E se il soggetto ha gli interessi affettivi in uno stato ed economico-patrimoniali nell’altro? Si passa allora al punto successivo: - III) SOGGIORNO ABITUALE: non ci si riferisce ad un tempo minimo calcolato sui giorni trascorsi in uno stato bensì si valuta l’attitudine del soggetto a preferire quello stato per abitudine.
Difficile da stabilite vero? Allora passiamo al passo successivo: - IV) NAZIONALITA’: tutto facile se non ci troviamo di fronte a soggetti con 2 o più nazionalità! In questo caso:
- V) ACCORDO FRA LE AUTORITA’ COMPETENTI DEI DUE PAESI CONTRAENTI: a mali estremi, estremi rimedi! Quando nessuno dei criteri precedenti viene soddisfatto in maniera inequivoca, non resta che risolvere la questione tramite un comune accordo tra gli stati contraenti.
In base a tutti questi criteri gerarchici diventa quindi possibile valutare la posizione di un contribuente. Si tenga comunque conto che le circostanze del soggetto devono essere valutate nel loro complesso e il comportamento personale dell’interessato deve essere considerato in modo particolare, e per un periodo temporale non breve.
Nella stragrande maggioranza dei casi, quando il criterio (I) non è attribuibile, la questione si risolve nei punti (II) e (III).
Le “tie breaker rules” si possono applicare anche alle singole frazioni del periodo di imposta.
SITUAZIONI PARTICOLARI
abbiamo visto che per evitare le doppie imposizioni conseguenti ad una doppia residenza fiscale, sono nate delle convenzioni (OCSE) tra gli stati aderenti che aiutano a redimere il conflitto di doppia residenza fiscale. Ma queste convenzioni valgono per tutti gli stati?
NO! vi sono dei casi particolare di convenzione tra stato e stato che rispettano regole specifiche. Vediamo le più importanti convenzioni per il cittadino italiano:
- Convenzione tra ITALIA e GERMANIA (vai all’articolo split-year);
- Convenzione tra ITALIA e SVIZZERA (vai ancora all’articolo split-year);
- Convenzione tra ITALIA e GIAPPONE: in questo caso non sono contemplate regole per redimere i conflitti di residenza fiscale, e trovare un accordo relazionando le autorità competenti dei due stati è pressoché impossibile.

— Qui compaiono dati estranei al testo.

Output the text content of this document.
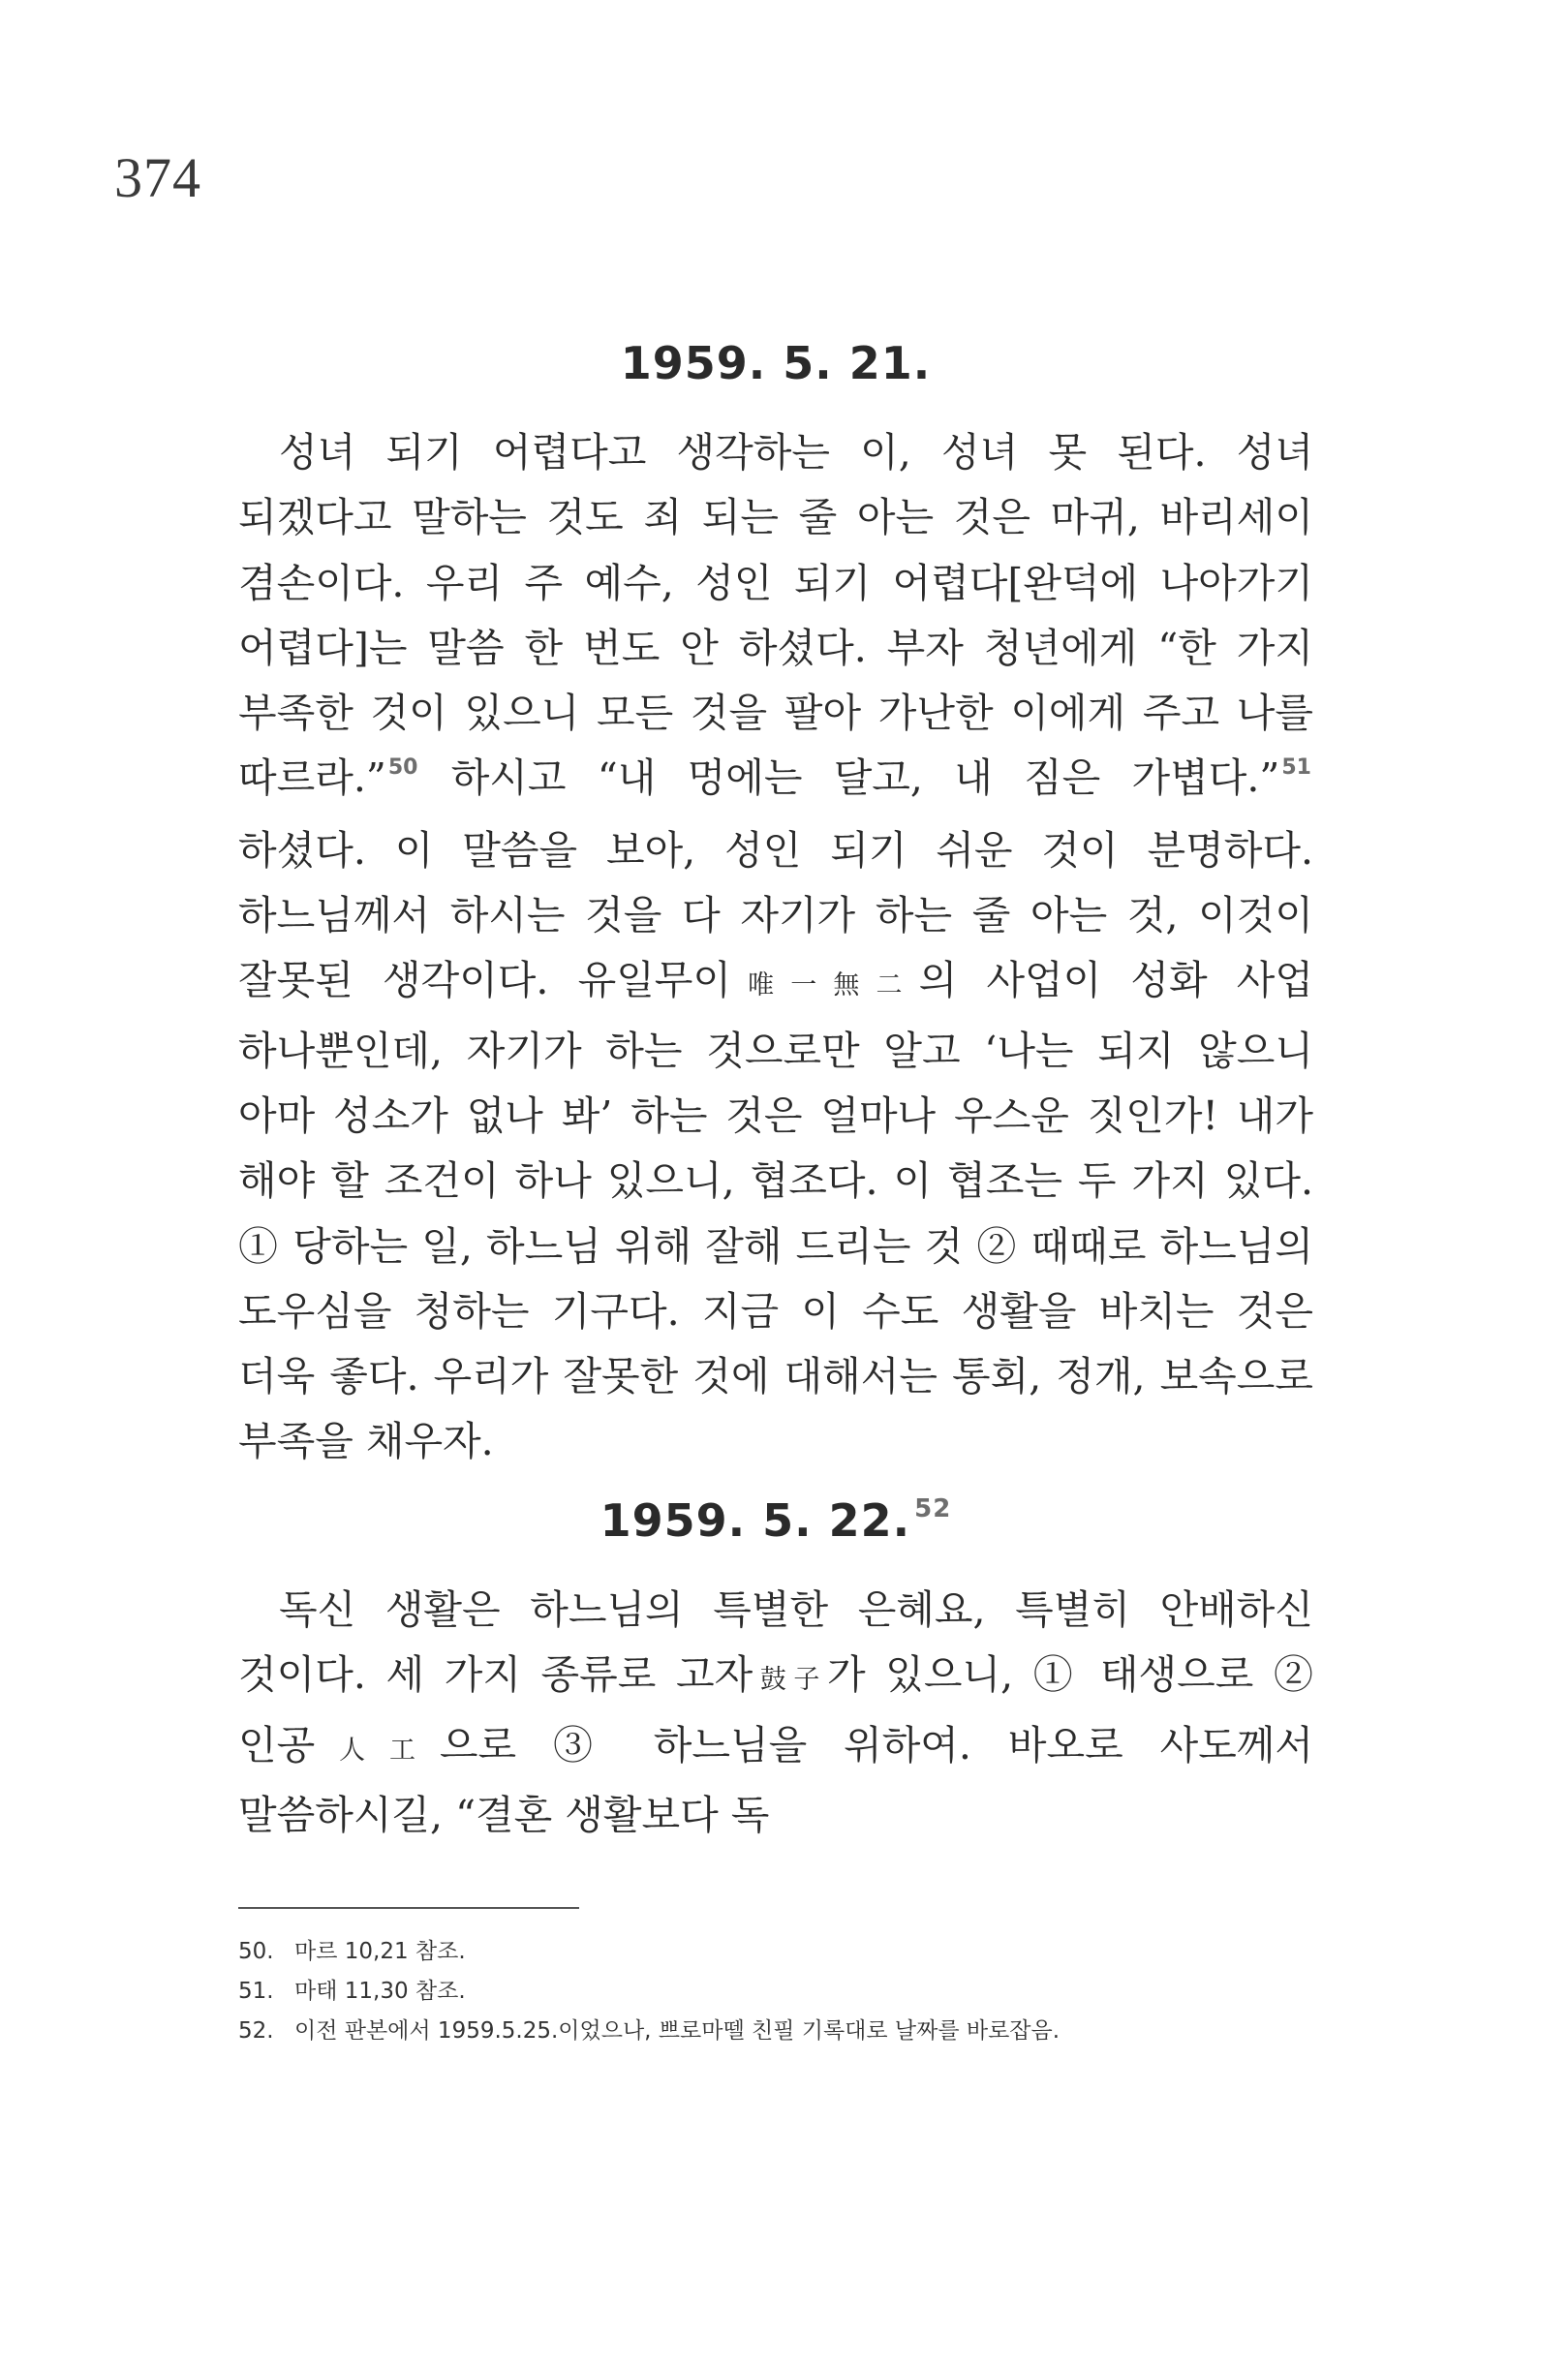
374
1959. 5. 21.

성녀 되기 어렵다고 생각하는 이, 성녀 못 된다. 성녀 되겠다고 말하는 것도 죄 되는 줄 아는 것은 마귀, 바리세이 겸손이다. 우리 주 예수, 성인 되기 어렵다[완덕에 나아가기 어렵다]는 말씀 한 번도 안 하셨다. 부자 청년에게 “한 가지 부족한 것이 있으니 모든 것을 팔아 가난한 이에게 주고 나를 따르라.”$^{50}$ 하시고 “내 멍에는 달고, 내 짐은 가볍다.”$^{51}$ 하셨다. 이 말씀을 보아, 성인 되기 쉬운 것이 분명하다. 하느님께서 하시는 것을 다 자기가 하는 줄 아는 것, 이것이 잘못된 생각이다. 유일무이唯一無二의 사업이 성화 사업 하나뿐인데, 자기가 하는 것으로만 알고 ‘나는 되지 않으니 아마 성소가 없나 봐’ 하는 것은 얼마나 우스운 짓인가! 내가 해야 할 조건이 하나 있으니, 협조다. 이 협조는 두 가지 있다. ① 당하는 일, 하느님 위해 잘해 드리는 것 ② 때때로 하느님의 도우심을 청하는 기구다. 지금 이 수도 생활을 바치는 것은 더욱 좋다. 우리가 잘못한 것에 대해서는 통회, 정개, 보속으로 부족을 채우자.

1959. 5. 22. $^{52}$

독신 생활은 하느님의 특별한 은혜요, 특별히 안배하신 것이다. 세 가지 종류로 고자鼓子가 있으니, ① 태생으로 ② 인공人工으로 ③ 하느님을 위하여. 바오로 사도께서 말씀하시길, “결혼 생활보다 독

50. 마르 10,21 참조.
51. 마태 11,30 참조.
52. 이전 판본에서 1959.5.25.이었으나, 쁘로마뗄 친필 기록대로 날짜를 바로잡음.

Quindi per l’italiano espatriato in Giappone si finisce per “prendere per buono” il criterio normativo italiano (norma “domestica”);
- Convenzione tra ITALIA e BULGARIA: in questo caso il criterio (I) della “abitazione permanente” non è contemplato, per cui diventa cruciale il secondo requisito (II) del “centro degli interessi vitali”; nell’impossibilità di determinare questo accordo, si passa al punto (IV);
- Convenzione tra ITALIA e IRLANDA: secondo questa convenzione, per un espatriato italiano, trascorrere almeno 91 giorni l’anno in Irlanda comporta il trasferimento della residenza in Irlanda;
- Convenzione tra ITALIA e SVEZIA: questa convenzione definisce che per uno svedese con doppia residenza (Svezia e Italia), in virtù della disposizione svedese detta “regola dei tre anni”, le Autorità competenti degli Stati contraenti risolvono, di comune accordo, la questione della residenza fiscale, in deroga a quanto previsto dalle “tie-breker rules”.
CONCLUSIONI
in un modo o nell’altro, ogni coppia di stati cerca a modo suo di trovare un accordo per superare il conflitto della doppia residenza fiscale, (che implicherebbe poi una doppia imposizione).
La attribuzione della residenza fiscale non è sempre una questione semplice ed inequivocabile. Ancora una volta vale quindi il consiglio di pianificare il proprio espatrio considerando preventivamente i parametri d’attribuzione della residenza concordati tra lo stato di residenza fiscale precedente e successivo, il tutto dipendentemente dalla propria nazionalità. Questa pianificazione aiuterà l’espatriato a raccogliere la documentazione talvolta determinante a sciogliere eventuali contraddittori con le autorità competenti.
Insomma… se avete avuto la forza di informarvi a 360 gradi sullo stato cui intendete espatriare, avrete capito quante cose vadano considerate e studiate. Siete allora d’accordo con me, nel ritenere che non si espatria “per caso”, e che chi lo fa senza cognizione prima o poi torna presto indietro?